The Melancholy of Haruhi Suzumiya
Nagaru Tanigawa, 2003

the sixth book in the visitor recommendation series;
suggested by Patrick Augustine

Every time I start a new book in the visitor recommendation series I wonder why the person who suggested it did so. In theory, that's a dumb question, as I discouraged people from trying to guess what I might like; for the most part these are supposed to be books they would have recommended to anyone. Still, I keep finding myself thinking, "Ah, this must be the element I was supposed to connect with" or "I bet this is the part he was hoping I'd talk about in my writeup." This is especially the case when I reach one of the more eccentric choices, such as this Japanese "light novel." Was it because I'd once written a rundown of William Sleator's young-adult science-fiction novels, to which this bears more than a passing similarity? Was it that it's set at a high school where some of the students may secretly have various types of superpowers, which is more or less the premise of my web comic? Was it that the title character briefly mentions having synesthesia, or that her interactions with her classmates initially resemble Echo Mockery's? As it turned out, Patrick Augustine ended up volunteering the answer without my having to ask, but before I get to that, let me talk about the book itself.

The best aspect of The Melancholy of Haruhi Suzumiya is the premise. Presumably you're familiar with stories in which the seemingly normal world turns out to have been infiltrated by aliens, or is being visited by time travelers who need to avoid creating temporal paradoxes, or is actually all just a shared illusion. The gimmick behind TMoHS is that all of these things are happening at once. That is pretty cool. It certainly flouts the "maximum of one buy-in" rule that governs Hollywood. That said, it's not hugely different from comic-book multiverses in which Norse gods coexist with gamma-irradiated physicists and telepathic mutants. (I feel like "it isn't doing anything that isn't already de rigueur in comics" is something I say a lot.)

However promising a premise might be, though, eventually it needs to be fleshed out with characters and a plot and so forth, and here TMoHS runs into problems. We can start with the title character, Haruhi Suzumiya. She starts off haughty and hostile ("Don't talk to me! You're wasting my time!"), becomes a domineering martinet ("Don't be late! Absentees will be executed!"), and remains oblivious to the plot points unfolding around her — not a winning combination. Meanwhile, the narrator is basically a Japanese version of Stephen Bond's Rameses, spending the story thinking exasperated remarks to himself ("Why am I surrounded by a bunch of idiots?") but never voicing them and instead meekly going along with Haruhi. Of the three secondary characters, one is bullied by Haruhi into weeping submission, one is autistically unresponsive to even the most extreme behavior, and the third comes from the "grin your way through everything" school. The result is that this is basically the story of a profoundly socially maladjusted person, surrounded by people acting like this is somehow okay. It was bad enough running into cliques like this back in school without having to read about them.

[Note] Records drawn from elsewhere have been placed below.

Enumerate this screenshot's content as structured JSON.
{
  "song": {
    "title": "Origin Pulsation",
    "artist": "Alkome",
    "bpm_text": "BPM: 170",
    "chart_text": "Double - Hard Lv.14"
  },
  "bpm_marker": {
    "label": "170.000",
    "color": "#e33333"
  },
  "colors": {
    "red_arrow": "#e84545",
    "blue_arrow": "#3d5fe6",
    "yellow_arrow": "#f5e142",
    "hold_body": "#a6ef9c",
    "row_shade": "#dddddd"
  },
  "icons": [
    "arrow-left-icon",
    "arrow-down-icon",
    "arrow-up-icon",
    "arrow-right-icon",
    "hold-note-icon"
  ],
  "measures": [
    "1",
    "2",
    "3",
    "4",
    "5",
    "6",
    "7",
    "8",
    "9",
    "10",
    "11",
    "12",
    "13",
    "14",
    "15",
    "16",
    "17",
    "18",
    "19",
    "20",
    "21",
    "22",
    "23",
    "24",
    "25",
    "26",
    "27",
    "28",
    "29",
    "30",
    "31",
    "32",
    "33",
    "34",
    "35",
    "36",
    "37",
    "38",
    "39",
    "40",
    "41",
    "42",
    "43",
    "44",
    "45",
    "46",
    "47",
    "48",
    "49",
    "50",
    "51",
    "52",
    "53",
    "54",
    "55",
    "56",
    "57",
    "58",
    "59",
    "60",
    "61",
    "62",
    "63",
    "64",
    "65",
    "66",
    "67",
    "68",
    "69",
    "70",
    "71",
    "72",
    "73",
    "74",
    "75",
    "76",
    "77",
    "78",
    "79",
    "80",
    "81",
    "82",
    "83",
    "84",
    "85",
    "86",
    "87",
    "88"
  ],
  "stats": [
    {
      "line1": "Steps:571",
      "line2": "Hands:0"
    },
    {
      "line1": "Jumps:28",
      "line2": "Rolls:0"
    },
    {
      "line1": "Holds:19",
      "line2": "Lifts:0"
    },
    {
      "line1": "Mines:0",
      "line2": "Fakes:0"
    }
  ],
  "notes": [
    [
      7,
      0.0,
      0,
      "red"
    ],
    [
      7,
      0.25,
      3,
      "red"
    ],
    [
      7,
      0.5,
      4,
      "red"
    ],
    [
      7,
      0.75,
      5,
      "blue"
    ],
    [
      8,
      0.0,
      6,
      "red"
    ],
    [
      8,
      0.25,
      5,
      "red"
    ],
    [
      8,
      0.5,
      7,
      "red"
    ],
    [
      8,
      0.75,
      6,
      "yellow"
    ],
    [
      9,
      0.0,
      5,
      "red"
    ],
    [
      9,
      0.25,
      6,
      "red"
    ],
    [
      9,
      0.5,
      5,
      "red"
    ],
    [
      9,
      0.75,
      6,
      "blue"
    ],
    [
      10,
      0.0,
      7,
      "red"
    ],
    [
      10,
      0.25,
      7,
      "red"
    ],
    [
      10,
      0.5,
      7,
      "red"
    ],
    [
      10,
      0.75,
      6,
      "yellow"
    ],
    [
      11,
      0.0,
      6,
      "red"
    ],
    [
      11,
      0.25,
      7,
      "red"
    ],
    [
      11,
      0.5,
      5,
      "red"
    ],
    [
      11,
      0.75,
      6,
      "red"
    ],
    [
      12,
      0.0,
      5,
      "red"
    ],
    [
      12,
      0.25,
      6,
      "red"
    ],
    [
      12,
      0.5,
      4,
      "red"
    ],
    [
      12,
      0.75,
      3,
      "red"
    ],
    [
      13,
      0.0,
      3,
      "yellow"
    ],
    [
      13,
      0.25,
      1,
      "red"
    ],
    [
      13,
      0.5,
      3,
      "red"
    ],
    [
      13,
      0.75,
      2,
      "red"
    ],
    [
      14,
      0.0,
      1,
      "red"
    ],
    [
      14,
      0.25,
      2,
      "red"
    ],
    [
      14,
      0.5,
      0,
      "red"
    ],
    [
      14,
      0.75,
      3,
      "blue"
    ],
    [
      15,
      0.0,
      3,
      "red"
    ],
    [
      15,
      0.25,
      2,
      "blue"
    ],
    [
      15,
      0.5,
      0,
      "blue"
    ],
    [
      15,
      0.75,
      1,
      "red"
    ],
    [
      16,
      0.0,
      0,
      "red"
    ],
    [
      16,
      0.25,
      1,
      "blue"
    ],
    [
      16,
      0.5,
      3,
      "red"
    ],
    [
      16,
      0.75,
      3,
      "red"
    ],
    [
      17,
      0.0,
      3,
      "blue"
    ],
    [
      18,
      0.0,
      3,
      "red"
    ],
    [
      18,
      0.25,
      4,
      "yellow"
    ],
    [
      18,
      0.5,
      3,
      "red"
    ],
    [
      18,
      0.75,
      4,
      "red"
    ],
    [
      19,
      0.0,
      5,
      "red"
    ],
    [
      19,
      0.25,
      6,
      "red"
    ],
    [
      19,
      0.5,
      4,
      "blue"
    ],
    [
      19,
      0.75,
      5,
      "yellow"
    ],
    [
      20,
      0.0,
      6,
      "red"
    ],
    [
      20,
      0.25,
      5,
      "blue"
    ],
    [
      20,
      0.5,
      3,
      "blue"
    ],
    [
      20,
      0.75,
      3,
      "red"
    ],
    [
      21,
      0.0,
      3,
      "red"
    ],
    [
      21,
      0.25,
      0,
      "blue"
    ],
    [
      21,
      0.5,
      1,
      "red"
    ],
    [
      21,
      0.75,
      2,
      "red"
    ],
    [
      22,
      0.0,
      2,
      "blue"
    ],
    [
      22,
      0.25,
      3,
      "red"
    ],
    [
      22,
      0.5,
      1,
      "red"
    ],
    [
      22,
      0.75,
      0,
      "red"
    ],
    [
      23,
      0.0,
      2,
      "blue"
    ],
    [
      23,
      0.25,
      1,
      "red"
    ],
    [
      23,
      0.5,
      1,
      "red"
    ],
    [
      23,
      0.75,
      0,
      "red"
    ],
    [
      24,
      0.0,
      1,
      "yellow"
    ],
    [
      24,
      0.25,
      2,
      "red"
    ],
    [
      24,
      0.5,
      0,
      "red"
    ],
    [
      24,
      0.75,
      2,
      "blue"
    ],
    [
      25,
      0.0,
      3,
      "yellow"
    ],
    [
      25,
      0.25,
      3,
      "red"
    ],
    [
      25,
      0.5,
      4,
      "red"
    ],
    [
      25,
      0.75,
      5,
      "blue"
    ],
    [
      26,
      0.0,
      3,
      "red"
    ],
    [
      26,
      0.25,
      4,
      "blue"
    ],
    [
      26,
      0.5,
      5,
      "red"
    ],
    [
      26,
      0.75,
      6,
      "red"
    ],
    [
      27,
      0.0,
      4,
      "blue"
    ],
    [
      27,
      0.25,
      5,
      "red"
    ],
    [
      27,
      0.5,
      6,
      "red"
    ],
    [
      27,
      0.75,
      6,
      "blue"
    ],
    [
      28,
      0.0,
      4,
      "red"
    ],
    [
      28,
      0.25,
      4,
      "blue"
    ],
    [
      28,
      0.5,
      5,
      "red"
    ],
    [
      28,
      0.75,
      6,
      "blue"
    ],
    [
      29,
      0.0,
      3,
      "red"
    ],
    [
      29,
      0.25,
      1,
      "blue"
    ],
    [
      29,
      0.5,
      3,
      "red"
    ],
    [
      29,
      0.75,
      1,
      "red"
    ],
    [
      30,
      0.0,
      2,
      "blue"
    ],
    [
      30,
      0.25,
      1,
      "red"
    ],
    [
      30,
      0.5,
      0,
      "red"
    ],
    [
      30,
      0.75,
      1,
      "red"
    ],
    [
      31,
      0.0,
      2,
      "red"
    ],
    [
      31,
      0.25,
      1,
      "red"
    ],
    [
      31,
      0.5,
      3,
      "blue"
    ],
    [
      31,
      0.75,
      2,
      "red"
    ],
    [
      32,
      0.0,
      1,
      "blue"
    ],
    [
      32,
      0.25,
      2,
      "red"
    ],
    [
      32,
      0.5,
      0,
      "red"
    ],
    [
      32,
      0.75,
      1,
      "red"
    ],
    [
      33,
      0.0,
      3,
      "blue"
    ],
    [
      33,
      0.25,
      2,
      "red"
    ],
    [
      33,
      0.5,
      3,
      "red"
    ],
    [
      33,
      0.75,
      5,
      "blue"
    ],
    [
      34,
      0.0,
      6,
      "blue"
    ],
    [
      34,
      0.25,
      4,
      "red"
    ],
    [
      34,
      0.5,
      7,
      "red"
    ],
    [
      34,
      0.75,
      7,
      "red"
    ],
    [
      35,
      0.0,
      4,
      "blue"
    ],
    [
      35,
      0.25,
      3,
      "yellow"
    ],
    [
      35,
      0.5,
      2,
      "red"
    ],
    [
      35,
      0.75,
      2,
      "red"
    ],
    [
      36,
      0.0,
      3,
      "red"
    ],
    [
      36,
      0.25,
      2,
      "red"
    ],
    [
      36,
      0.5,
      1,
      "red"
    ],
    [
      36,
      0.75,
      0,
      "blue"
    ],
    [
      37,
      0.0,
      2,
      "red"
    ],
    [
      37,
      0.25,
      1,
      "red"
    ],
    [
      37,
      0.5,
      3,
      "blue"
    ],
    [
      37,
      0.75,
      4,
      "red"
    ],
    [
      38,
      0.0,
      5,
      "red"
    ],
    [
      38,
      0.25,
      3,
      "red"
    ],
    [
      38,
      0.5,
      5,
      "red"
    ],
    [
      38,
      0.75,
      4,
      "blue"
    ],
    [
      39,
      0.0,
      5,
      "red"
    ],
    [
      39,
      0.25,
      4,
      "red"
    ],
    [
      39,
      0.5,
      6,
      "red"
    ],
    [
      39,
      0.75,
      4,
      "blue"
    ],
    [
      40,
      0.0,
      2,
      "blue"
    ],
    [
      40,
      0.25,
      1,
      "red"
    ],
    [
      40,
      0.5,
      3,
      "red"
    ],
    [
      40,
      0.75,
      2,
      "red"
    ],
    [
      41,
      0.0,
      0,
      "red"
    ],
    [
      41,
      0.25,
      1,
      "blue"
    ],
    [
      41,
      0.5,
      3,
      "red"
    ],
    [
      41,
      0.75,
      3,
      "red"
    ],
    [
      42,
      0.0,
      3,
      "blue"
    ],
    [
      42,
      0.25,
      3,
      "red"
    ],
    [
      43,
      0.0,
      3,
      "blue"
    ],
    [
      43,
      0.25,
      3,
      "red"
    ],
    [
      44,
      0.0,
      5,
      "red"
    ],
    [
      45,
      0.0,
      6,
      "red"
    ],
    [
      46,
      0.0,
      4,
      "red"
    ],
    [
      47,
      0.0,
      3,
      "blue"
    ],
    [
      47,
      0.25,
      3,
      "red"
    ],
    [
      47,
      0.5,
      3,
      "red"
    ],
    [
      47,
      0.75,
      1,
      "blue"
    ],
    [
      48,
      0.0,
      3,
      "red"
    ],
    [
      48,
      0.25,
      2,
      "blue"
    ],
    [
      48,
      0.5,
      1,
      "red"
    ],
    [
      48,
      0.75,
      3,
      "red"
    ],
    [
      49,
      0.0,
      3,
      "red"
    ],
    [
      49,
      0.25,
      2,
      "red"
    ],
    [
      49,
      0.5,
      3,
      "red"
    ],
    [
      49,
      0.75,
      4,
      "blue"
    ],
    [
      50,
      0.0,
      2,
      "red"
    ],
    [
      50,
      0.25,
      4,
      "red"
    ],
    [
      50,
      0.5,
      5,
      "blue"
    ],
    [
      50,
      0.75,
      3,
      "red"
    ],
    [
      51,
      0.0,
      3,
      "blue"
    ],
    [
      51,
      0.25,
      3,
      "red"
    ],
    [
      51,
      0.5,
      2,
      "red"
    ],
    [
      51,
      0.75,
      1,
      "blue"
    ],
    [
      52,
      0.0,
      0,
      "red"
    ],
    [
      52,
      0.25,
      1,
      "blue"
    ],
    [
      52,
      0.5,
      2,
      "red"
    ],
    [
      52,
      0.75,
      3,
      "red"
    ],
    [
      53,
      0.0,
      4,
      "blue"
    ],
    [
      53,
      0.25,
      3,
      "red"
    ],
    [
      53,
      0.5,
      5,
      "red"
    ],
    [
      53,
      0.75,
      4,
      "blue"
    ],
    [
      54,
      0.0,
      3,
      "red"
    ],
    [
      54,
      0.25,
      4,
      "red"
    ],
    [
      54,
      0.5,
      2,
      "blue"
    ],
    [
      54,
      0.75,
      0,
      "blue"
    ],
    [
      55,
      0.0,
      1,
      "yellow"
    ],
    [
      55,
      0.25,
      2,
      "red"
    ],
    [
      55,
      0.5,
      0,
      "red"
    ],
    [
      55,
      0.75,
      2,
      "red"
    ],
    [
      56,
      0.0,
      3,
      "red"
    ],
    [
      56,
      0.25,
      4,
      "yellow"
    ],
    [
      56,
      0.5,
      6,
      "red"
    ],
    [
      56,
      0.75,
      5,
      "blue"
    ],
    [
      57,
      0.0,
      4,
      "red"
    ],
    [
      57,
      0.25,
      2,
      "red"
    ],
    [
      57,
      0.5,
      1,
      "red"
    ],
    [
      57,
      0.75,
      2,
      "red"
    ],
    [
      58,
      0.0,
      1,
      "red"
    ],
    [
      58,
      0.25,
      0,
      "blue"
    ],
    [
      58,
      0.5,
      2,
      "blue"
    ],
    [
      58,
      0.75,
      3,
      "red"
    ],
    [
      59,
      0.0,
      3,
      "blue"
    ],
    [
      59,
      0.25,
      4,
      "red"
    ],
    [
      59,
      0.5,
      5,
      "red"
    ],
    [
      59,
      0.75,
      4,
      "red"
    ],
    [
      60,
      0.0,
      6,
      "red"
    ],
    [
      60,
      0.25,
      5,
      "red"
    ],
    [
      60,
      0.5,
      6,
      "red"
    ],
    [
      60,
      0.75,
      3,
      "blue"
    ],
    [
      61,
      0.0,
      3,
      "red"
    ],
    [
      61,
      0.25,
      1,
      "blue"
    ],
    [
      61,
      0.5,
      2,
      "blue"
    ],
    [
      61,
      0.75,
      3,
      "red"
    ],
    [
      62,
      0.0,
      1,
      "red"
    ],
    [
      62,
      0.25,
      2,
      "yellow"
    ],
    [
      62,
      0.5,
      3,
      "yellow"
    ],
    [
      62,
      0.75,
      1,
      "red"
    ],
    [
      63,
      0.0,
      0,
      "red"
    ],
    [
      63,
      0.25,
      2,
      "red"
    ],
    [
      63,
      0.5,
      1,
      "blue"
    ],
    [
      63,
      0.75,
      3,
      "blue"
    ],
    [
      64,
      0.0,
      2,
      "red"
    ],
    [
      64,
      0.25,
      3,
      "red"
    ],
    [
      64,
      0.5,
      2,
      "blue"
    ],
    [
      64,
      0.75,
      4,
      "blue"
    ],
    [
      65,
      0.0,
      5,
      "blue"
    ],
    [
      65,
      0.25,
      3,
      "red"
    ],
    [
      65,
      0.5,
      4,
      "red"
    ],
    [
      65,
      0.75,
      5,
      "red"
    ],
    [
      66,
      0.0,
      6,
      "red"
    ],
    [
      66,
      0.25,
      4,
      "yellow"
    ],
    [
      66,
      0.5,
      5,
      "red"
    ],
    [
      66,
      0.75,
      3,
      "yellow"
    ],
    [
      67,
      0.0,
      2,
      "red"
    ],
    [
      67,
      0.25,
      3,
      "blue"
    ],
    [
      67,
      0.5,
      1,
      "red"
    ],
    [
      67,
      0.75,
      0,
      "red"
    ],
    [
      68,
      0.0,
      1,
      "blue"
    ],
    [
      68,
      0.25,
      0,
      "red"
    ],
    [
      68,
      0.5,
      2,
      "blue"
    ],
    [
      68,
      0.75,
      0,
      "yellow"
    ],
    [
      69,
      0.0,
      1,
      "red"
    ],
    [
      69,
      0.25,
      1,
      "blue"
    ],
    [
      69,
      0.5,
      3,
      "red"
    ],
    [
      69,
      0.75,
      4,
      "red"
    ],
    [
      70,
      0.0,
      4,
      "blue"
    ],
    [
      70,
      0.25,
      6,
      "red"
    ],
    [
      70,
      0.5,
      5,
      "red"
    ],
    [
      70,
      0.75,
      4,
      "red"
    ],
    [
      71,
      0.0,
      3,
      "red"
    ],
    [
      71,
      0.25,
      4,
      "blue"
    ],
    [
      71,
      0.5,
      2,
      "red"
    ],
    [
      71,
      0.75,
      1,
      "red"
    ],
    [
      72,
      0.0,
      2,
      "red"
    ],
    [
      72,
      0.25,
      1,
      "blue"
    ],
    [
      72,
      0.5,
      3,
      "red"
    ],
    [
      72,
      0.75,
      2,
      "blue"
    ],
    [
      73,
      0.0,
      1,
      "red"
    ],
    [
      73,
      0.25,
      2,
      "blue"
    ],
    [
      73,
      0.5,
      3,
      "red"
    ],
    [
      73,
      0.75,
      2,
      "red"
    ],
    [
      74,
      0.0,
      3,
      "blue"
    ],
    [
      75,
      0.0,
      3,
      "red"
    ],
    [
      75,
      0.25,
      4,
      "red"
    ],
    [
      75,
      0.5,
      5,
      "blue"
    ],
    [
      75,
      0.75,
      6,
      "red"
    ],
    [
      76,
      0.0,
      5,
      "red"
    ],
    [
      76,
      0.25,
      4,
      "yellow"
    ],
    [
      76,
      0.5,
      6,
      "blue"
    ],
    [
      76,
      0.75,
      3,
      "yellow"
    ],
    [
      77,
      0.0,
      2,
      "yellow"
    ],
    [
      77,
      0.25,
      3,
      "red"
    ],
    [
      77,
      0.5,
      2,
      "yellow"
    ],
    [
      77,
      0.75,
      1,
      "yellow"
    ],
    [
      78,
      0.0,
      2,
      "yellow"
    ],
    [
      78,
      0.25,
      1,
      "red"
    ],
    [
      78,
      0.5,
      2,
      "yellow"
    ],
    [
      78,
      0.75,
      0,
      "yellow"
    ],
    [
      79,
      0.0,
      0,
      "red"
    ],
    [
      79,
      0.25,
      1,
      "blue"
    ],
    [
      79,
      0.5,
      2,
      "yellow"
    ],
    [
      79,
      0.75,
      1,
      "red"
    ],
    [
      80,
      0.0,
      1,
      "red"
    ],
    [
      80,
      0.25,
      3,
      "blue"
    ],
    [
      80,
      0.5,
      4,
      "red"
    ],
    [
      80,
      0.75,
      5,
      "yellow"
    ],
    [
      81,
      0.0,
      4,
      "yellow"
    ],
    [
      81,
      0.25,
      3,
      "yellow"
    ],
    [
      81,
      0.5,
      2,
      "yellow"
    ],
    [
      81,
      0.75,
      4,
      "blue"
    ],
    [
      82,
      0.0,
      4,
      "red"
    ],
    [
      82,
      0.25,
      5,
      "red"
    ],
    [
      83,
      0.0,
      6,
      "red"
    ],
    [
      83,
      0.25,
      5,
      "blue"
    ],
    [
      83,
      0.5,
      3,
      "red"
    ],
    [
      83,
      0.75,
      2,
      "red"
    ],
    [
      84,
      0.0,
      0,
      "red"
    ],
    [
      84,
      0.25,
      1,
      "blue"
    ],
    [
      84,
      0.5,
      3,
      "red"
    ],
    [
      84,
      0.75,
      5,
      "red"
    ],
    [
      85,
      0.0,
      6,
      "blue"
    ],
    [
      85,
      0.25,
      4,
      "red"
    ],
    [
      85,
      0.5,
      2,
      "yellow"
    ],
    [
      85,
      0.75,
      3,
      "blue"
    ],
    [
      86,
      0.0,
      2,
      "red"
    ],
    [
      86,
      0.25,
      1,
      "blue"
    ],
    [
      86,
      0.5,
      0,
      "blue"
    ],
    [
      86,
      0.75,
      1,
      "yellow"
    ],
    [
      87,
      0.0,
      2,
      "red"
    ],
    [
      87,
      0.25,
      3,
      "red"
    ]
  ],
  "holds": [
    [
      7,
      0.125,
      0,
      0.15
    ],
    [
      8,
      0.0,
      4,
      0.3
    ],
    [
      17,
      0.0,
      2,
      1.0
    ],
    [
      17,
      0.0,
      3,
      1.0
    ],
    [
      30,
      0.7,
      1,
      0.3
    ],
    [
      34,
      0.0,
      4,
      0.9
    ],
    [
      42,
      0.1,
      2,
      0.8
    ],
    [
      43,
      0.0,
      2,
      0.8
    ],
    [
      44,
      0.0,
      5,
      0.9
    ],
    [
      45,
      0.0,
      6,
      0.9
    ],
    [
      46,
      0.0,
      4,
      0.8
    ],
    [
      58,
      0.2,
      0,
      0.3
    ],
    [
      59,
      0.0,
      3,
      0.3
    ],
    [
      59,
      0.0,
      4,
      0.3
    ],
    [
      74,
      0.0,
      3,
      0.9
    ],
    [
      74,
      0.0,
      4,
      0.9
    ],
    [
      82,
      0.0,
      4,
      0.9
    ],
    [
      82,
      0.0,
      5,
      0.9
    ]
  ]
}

Tanigawa really crosses the line when it comes to the relationship between Haruhi and Mikuru Asahina, the bullied girl I mentioned above. Over the course of a few chapters, Haruhi:

  • grabs Mikuru's breasts, groping her at length and commenting on how large they are, while Mikuru screams

  • grabs the hand of the president of the computer club and forces him to grope one of Mikuru's breasts, while Mikuru screams; meanwhile, the narrator takes pictures, so that Haruhi can blackmail the club president into giving her a computer

  • rips the clothes off a sobbing Mikuru and forces her into various fetish costumes (while shouting, "How long are you going to cry like that?" at her)

  • has the narrator (who, again, meekly goes along, saying he has no choice when he very obviously does) take salacious pictures of the tear-stained Mikuru

  • molests a screaming Mikuru yet again, encouraging the narrator to take part

…and this is all treated as comedy. See, she's screaming and crying, so you know it's funny! Goddammit, Japan.

Anyway, it turns out that Patrick suggested this because it dovetails with a take on Back to the Future that I've mentioned once or twice: that it's the story of someone sent to the 1950s to make sure that nothing changes, i.e., a profoundly conservative fable deeply emblematic of the Reagan years. In TMoHS it turns out that Haruhi Suzumiya is cosmically powerful, and various groups of galactic overseers, chrononauts, and interdimensional travelers have come together to make sure she doesn't destroy the world and replace it with one more to her liking. This is not only the same "keep everything the same" ethos we see in BttF but is also, Patrick points out, a story about the need to keep female power under control, and is thus suggestive of dysfunction in Japanese gender relations. Maybe so, but I would submit that the positioning of repeated sexual assault as hilarious entertainment for middle schoolers is somewhat more suggestive of such.